Sementara itu, penemuan bukti sejarah dari sebuah materai di Mohenjodaro
melukiskan: (a) seorang pemuja dengan sikap menyambah; (b) disebelah pemuja
tersebut ada seekor binatang; (c) seorang laki-laki memegang sabit; dan (d)
dibawah gambar tersebut terdapat tujuh perempuan berderet. Lukisan binatang dan
orang memegang sabit ini diperkirakan sebagai bukti adanya kurban manusia (Marshall,
1931; Mackay, 1935).
Selain itu juga, ditemukan bukti-bukti adanya
persembahan bunga, daun, buah, dan air (Majumdar, 1998:18; Luniya, 2002:25).

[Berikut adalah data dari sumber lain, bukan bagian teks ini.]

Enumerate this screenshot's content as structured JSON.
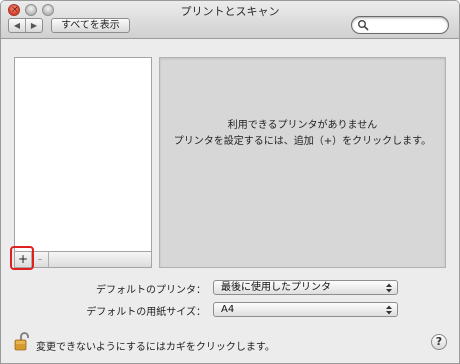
{
  "window": {
    "title": "プリントとスキャン"
  },
  "toolbar": {
    "back_glyph": "◀",
    "forward_glyph": "▶",
    "show_all_label": "すべてを表示",
    "search": {
      "value": "",
      "placeholder": ""
    }
  },
  "printer_list": {
    "add_label": "+",
    "remove_label": "-"
  },
  "detail": {
    "message_line1": "利用できるプリンタがありません",
    "message_line2": "プリンタを設定するには、追加（+）をクリックします。"
  },
  "settings": {
    "default_printer_label": "デフォルトのプリンタ：",
    "default_printer_value": "最後に使用したプリンタ",
    "default_paper_label": "デフォルトの用紙サイズ：",
    "default_paper_value": "A4"
  },
  "footer": {
    "lock_text": "変更できないようにするにはカギをクリックします。",
    "help_label": "?"
  },
  "colors": {
    "window_bg": "#ececec",
    "detail_bg": "#d7d7d7",
    "close_red": "#d2402b",
    "highlight_red": "#e0201e"
  },
  "icons": [
    "close-icon",
    "minimize-icon",
    "zoom-icon",
    "back-icon",
    "forward-icon",
    "search-icon",
    "popup-arrows-icon",
    "lock-icon",
    "help-icon"
  ]
}
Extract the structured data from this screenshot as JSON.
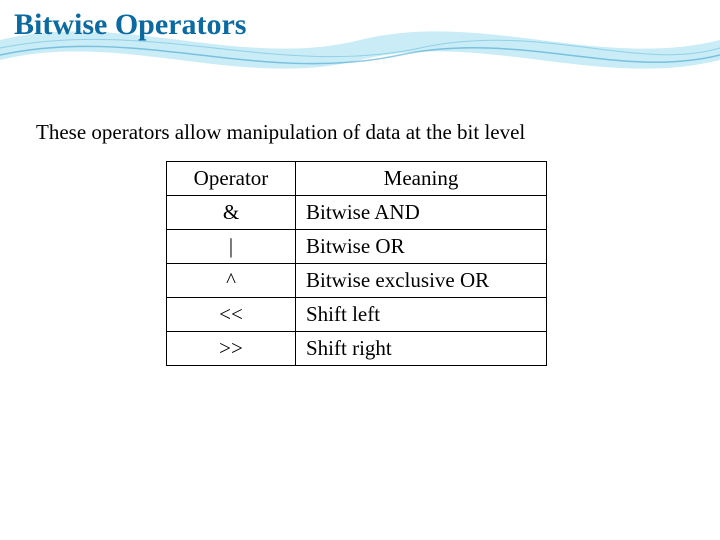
{
  "title": "Bitwise Operators",
  "intro": "These operators allow manipulation of data at the bit level",
  "table": {
    "headers": {
      "operator": "Operator",
      "meaning": "Meaning"
    },
    "rows": [
      {
        "operator": "&",
        "meaning": "Bitwise AND"
      },
      {
        "operator": "|",
        "meaning": "Bitwise OR"
      },
      {
        "operator": "^",
        "meaning": "Bitwise exclusive OR"
      },
      {
        "operator": "<<",
        "meaning": "Shift left"
      },
      {
        "operator": ">>",
        "meaning": "Shift right"
      }
    ]
  }
}
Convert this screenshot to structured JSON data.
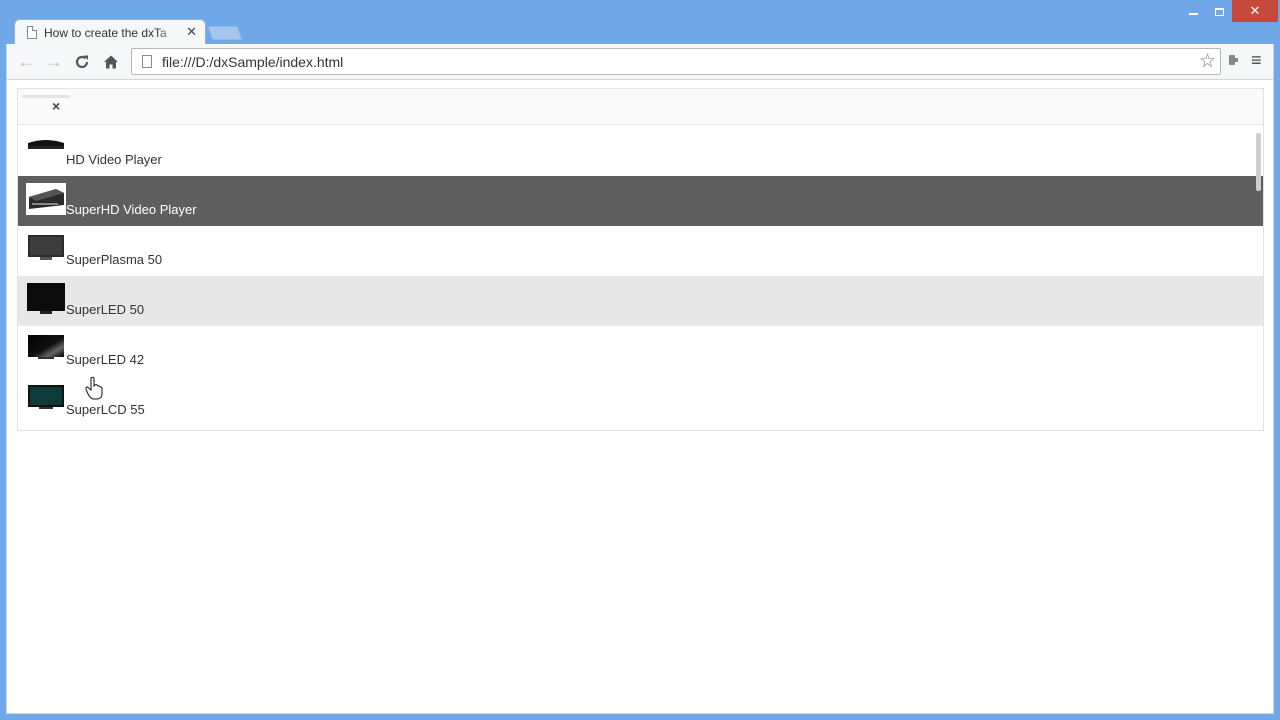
{
  "browser": {
    "tab_title": "How to create the dxTa",
    "tab_close": "✕",
    "url": "file:///D:/dxSample/index.html",
    "window_close": "✕"
  },
  "toolbar": {
    "back_icon": "←",
    "forward_icon": "→",
    "reload_icon": "C",
    "home_icon": "⌂",
    "star_icon": "☆",
    "menu_icon": "≡"
  },
  "panel": {
    "close_icon": "×",
    "items": [
      {
        "label": "HD Video Player",
        "icon": "video-player-icon",
        "state": "normal"
      },
      {
        "label": "SuperHD Video Player",
        "icon": "video-player-icon",
        "state": "selected"
      },
      {
        "label": "SuperPlasma 50",
        "icon": "tv-icon",
        "state": "normal"
      },
      {
        "label": "SuperLED 50",
        "icon": "tv-icon",
        "state": "hover"
      },
      {
        "label": "SuperLED 42",
        "icon": "tv-icon",
        "state": "normal"
      },
      {
        "label": "SuperLCD 55",
        "icon": "tv-icon",
        "state": "normal"
      }
    ]
  },
  "colors": {
    "selected_row": "#5e5e5e",
    "hover_row": "#e8e8e8",
    "frame": "#6fa8e8"
  }
}
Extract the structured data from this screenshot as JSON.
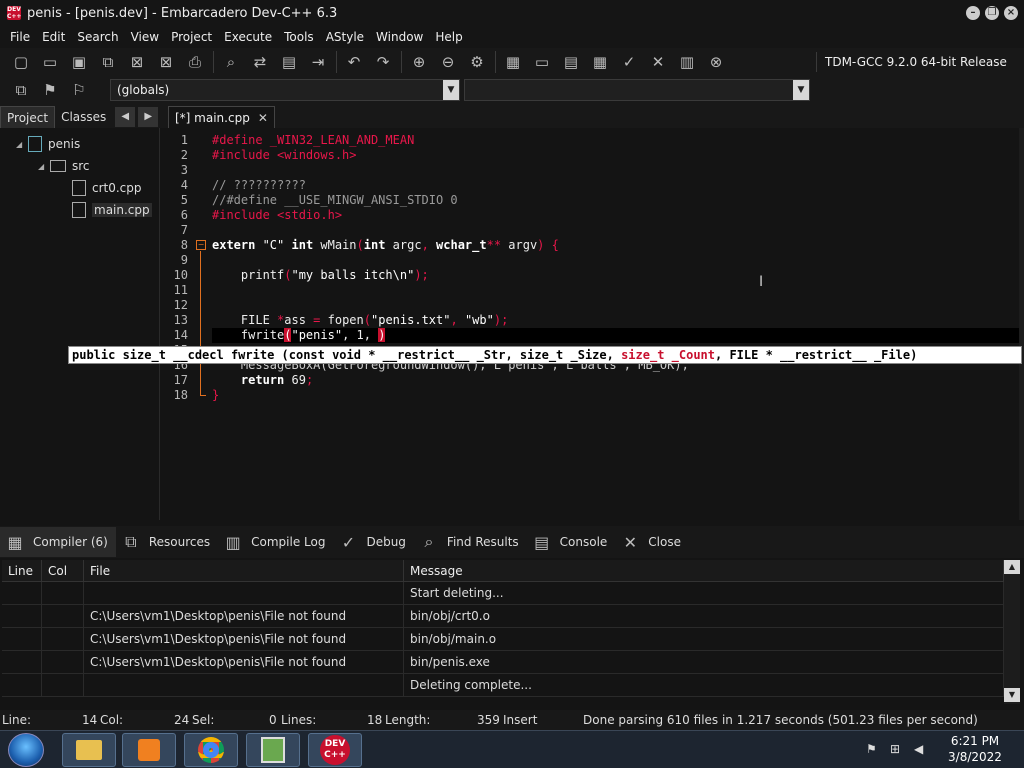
{
  "window": {
    "title": "penis - [penis.dev] - Embarcadero Dev-C++ 6.3",
    "icon_label": "DEV C++"
  },
  "menu": [
    "File",
    "Edit",
    "Search",
    "View",
    "Project",
    "Execute",
    "Tools",
    "AStyle",
    "Window",
    "Help"
  ],
  "toolbar": {
    "compiler": "TDM-GCC 9.2.0 64-bit Release",
    "scope": "(globals)"
  },
  "left_panel": {
    "tabs": [
      "Project",
      "Classes"
    ],
    "tree": {
      "project": "penis",
      "folder": "src",
      "files": [
        "crt0.cpp",
        "main.cpp"
      ]
    }
  },
  "editor": {
    "tab": "[*] main.cpp",
    "line_numbers": [
      "1",
      "2",
      "3",
      "4",
      "5",
      "6",
      "7",
      "8",
      "9",
      "10",
      "11",
      "12",
      "13",
      "14",
      "15",
      "16",
      "17",
      "18"
    ],
    "lines": {
      "l1": "#define _WIN32_LEAN_AND_MEAN",
      "l2a": "#include ",
      "l2b": "<windows.h>",
      "l4": "// ??????????",
      "l5": "//#define __USE_MINGW_ANSI_STDIO 0",
      "l6a": "#include ",
      "l6b": "<stdio.h>",
      "l8a": "extern ",
      "l8b": "\"C\"",
      "l8c": " int ",
      "l8d": "wMain",
      "l8e": "(",
      "l8f": "int",
      "l8g": " argc",
      "l8h": ", ",
      "l8i": "wchar_t",
      "l8j": "**",
      "l8k": " argv",
      "l8l": ") {",
      "l10a": "    printf",
      "l10b": "(",
      "l10c": "\"my balls itch\\n\"",
      "l10d": ");",
      "l13a": "    FILE ",
      "l13b": "*",
      "l13c": "ass ",
      "l13d": "=",
      "l13e": " fopen",
      "l13f": "(",
      "l13g": "\"penis.txt\"",
      "l13h": ", ",
      "l13i": "\"wb\"",
      "l13j": ");",
      "l14a": "    fwrite",
      "l14b": "(",
      "l14c": "\"penis\"",
      "l14d": ", 1, ",
      "l14e": ")",
      "l16": "    MessageBoxA(GetForegroundWindow(), L\"penis\", L\"balls\", MB_OK);",
      "l17a": "    return ",
      "l17b": "69",
      "l17c": ";",
      "l18": "}"
    },
    "tooltip": {
      "pre": "public size_t __cdecl fwrite (const void * __restrict__ _Str, size_t _Size, ",
      "hl": "size_t _Count",
      "post": ", FILE * __restrict__ _File)"
    }
  },
  "bottom_tabs": [
    "Compiler (6)",
    "Resources",
    "Compile Log",
    "Debug",
    "Find Results",
    "Console",
    "Close"
  ],
  "messages": {
    "headers": [
      "Line",
      "Col",
      "File",
      "Message"
    ],
    "rows": [
      {
        "line": "",
        "col": "",
        "file": "",
        "message": "Start deleting..."
      },
      {
        "line": "",
        "col": "",
        "file": "C:\\Users\\vm1\\Desktop\\penis\\File not found",
        "message": "bin/obj/crt0.o"
      },
      {
        "line": "",
        "col": "",
        "file": "C:\\Users\\vm1\\Desktop\\penis\\File not found",
        "message": "bin/obj/main.o"
      },
      {
        "line": "",
        "col": "",
        "file": "C:\\Users\\vm1\\Desktop\\penis\\File not found",
        "message": "bin/penis.exe"
      },
      {
        "line": "",
        "col": "",
        "file": "",
        "message": "Deleting complete..."
      }
    ]
  },
  "status": {
    "line_label": "Line:",
    "line_val": "14",
    "col_label": "Col:",
    "col_val": "24",
    "sel_label": "Sel:",
    "sel_val": "0",
    "lines_label": "Lines:",
    "lines_val": "18",
    "length_label": "Length:",
    "length_val": "359",
    "mode": "Insert",
    "parse": "Done parsing 610 files in 1.217 seconds (501.23 files per second)"
  },
  "taskbar": {
    "time": "6:21 PM",
    "date": "3/8/2022",
    "devcpp_label": "DEV C++"
  }
}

Agama Lembah Sungai Sindhu juga sudah mengenal upacara kematian. Ada tiga
sistem upacara kematian, yaitu penguburan, penjemuran, dan pembakaran mayat
yang abu sisa pembakarannya dibuang kesungai (Luniya, 2002:28).
Kepercayaan Lembah Sungai Sindhu memiliki kesamaan dengan
kepercayaan dalam agama Hindu. Dengan demikian dapat disimpulkan bahwa
prototype pemujaan kepada Shiwa dan Shakti, Lingga, pohon, binatang, upacara
kurban, dan upacara persembahan lainnya sudah lama di praktikan oleh masyarakat
dilembah sungai Sindhu, jauh sebelum kedatangan orang-orang Arya ke India
(Macmillan, (ed) 1978:21-23). Dengan mengetahui hal ini maka semakin jelas
bahwa perkembangan agama dan kebudayaan Hindu sekarang ini, bukanlah
semata-mata warisan dari peradaban bangsa Arya atau agama Weda (Vedic Religion).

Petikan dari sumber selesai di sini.